Gauzon v. Compania General De Tobacos De Filipinas/Opinion of the Court
In this case, submitted upon motion to dismiss or affirm, the present appellee and defendant in error, herein called the Company, made application in the Philippine Court of Land Registration for registration of certain property under the Torrens System. As described and claimed by the Company the hacienda contained 611 hectares, 33 ares, and 82 centares.
The case was twice in the Supreme Court of the Philippines. After its first judgment that court granted a rehearing, and ordered a new trial, and we are concerned now with the writ of error and appeal to this court from the second judgment of the Supreme Court of the Philippines. The Supreme Court states that so far as Romana Gauzon was concerned the hacienda was made up of two portions, one consisting of 465 hectares, 33 ares and 82 centares, by royal grant, while the remaining portion was made up of 146 hectares obtained from other sources. Romana Gauzon had mortgaged the hacienda, and the same was bought by the Company at sheriff's sale; some time thereafter it made the application for registration.
On the retrial, after the first judgment of the Supreme Court, Romana Gauzon claimed to be the owner of the 146 hectares, alleging that they were not included in the mortgage. The Court of Land Registration refused registration of the 146 hectares. That court held that while Romana Ganzon had not shown herself to be the owner of the 146 hectares, the Company had not clearly demonstrated that it was the owner thereof.
The Supreme Court, in the judgment now under review, held that the Company had, as between itself and Romana Gauzon, shown title to the 146 hectares, and modified the judgment of the Court of Land Registration so as to decree the registration of all the land described in the application. This judgment evidently proceeded upon the determination of questions of fact.

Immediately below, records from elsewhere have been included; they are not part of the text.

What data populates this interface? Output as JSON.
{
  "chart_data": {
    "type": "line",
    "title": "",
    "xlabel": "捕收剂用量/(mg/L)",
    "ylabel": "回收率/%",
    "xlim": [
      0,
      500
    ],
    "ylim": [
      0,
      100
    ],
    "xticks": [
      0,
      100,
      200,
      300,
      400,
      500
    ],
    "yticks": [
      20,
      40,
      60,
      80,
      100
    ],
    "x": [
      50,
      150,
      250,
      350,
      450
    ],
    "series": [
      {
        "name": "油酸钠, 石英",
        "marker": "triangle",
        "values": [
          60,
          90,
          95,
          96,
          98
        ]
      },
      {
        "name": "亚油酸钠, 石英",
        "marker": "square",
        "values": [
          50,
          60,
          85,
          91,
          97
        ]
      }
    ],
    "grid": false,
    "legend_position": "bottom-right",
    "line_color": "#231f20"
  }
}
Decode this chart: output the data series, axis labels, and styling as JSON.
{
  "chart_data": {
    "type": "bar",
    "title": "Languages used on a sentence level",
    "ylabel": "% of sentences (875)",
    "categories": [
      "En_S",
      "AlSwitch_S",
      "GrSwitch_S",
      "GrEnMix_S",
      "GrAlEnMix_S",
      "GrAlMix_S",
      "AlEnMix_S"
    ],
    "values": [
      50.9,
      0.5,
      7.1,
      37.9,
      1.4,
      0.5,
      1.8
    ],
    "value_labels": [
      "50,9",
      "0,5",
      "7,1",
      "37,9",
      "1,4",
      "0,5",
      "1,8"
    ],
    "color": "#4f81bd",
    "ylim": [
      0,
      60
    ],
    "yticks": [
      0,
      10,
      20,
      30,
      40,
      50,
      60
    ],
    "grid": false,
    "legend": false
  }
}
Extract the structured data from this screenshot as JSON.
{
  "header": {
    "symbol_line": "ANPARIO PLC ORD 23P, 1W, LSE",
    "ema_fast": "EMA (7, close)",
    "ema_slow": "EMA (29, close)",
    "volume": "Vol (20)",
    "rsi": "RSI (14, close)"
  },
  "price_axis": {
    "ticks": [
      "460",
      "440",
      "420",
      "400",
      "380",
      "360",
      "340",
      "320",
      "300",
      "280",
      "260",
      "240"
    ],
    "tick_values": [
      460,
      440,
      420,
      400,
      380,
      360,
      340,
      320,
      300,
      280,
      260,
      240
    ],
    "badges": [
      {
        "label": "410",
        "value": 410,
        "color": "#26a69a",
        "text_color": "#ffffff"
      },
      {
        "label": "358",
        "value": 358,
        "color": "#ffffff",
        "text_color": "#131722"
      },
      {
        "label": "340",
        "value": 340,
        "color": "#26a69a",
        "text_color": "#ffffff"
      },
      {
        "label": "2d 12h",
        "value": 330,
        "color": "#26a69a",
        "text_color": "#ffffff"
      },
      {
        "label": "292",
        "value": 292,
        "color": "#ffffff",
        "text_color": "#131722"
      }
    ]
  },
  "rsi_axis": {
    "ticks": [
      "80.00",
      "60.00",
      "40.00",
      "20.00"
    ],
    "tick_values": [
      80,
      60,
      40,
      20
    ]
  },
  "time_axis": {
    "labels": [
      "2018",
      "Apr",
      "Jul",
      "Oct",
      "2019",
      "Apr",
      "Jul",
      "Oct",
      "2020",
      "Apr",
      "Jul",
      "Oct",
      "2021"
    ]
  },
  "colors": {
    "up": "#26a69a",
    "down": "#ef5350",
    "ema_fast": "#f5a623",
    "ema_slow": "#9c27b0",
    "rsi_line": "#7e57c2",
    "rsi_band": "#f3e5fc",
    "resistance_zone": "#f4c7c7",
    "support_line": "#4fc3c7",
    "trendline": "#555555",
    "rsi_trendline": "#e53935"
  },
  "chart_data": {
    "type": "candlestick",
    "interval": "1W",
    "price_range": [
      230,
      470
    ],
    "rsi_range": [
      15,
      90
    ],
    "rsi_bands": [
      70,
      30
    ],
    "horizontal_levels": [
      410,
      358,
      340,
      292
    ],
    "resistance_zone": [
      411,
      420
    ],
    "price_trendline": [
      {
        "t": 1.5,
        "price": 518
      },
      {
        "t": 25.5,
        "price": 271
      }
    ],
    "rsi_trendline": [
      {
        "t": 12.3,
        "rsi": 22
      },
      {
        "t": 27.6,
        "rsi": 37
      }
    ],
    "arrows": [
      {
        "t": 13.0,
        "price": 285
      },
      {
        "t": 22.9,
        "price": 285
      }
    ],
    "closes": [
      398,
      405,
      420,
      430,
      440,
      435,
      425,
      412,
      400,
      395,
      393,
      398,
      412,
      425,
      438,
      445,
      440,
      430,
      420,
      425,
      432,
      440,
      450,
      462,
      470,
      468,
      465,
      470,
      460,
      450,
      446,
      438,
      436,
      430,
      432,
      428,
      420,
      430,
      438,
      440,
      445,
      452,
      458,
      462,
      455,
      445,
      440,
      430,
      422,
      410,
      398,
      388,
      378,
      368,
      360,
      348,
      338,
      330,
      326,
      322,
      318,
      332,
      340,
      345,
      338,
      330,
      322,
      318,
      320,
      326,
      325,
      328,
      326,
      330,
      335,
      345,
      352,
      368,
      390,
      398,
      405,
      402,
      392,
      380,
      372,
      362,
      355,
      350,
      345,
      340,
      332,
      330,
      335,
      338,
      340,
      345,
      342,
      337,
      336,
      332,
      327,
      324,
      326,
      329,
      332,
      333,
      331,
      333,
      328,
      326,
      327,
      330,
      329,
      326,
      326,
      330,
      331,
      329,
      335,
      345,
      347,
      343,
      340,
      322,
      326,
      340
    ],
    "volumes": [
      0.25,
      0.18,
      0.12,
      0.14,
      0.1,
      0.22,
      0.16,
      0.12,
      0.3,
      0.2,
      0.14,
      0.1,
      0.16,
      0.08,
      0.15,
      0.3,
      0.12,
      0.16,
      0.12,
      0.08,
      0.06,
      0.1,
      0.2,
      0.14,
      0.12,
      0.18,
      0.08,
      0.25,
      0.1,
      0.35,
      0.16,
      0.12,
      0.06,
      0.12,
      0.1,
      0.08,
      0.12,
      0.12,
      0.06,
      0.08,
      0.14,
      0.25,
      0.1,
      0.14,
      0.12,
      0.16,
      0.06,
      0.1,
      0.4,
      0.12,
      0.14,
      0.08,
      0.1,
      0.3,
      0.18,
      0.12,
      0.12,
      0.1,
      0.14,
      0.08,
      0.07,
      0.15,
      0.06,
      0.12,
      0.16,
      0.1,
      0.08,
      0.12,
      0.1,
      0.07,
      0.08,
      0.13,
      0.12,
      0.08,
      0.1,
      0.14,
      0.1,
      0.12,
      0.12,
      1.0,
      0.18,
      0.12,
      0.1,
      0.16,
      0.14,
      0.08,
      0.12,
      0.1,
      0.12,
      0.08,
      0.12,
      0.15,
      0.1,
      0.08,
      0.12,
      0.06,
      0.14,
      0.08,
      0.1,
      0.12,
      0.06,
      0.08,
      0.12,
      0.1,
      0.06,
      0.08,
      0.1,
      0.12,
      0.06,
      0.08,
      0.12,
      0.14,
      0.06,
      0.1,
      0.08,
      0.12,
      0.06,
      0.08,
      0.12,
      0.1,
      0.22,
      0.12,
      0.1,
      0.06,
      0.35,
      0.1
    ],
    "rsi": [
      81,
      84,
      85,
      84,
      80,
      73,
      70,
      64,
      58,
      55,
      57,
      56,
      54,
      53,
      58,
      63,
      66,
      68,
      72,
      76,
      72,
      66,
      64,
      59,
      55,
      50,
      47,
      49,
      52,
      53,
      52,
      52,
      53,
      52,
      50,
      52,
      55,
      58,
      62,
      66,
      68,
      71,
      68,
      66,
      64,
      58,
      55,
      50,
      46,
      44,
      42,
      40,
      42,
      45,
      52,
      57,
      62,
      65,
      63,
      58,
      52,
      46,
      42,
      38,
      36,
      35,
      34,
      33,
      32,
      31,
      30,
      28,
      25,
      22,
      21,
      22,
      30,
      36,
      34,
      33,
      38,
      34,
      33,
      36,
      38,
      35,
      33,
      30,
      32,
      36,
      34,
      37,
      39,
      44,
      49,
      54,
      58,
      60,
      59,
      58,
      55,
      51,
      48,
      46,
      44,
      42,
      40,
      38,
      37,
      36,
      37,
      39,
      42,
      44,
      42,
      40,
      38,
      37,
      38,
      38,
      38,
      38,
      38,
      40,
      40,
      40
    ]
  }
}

The writ of error was the proper method by which to review the judgment of the Supreme Court of the Philippines. Carino v. Insular Government, 212 U.S. 449, 29 Sup. Ct. 334, 53 L. Ed. 594; Tiglao v. Insular Government of Philippine Islands, 215 U.S. 410, 30 Sup. Ct. 129, 54 L. Ed. 257; Jover y Costas v. Insular Government, 221 U.S. 623, 31 Sup. Ct. 664, 55 L. Ed. 884. The case being properly here upon writ of error the appeal must be dismissed. Upon such writ the case having been decided upon issues of fact, this court will not reconsider the conclusions of the lower court, which find support in the record, in reaching its judgment.
Whether section 4 of the act of September 6, 1916, 39 Stat. 726, applies to this action in view of the fact that the appeal and writ of error were taken December 5, 1916, it is unnecessary to decide, as the section does not change the result. Section 4 provides that the reviewing court shall not dismiss a writ of error because an appeal should have been taken, or dismiss an appeal because a writ of error should have been sued out, but shall disregard such mistakes and take the action appropriate if the proper appellate procedure had been followed. This section does not abolish the distinction between writs of error and appeals, but only requires that the party seeking review shall have it in the appropriate way notwithstanding a mistake in choosing the mode of review.
Upon petition for rehearing in the Supreme Court the plaintiff in error contended that she should have been allowed the right of redemption. Upon that question the court adhered to its first judgment denying the right, and affirmed the doctrine announced in Benedicto v. Yulo, 26 Phil. 160. We are not disposed to disturb this judgment of the Supreme Court construing local laws and announcing a rule applicable in the Islands.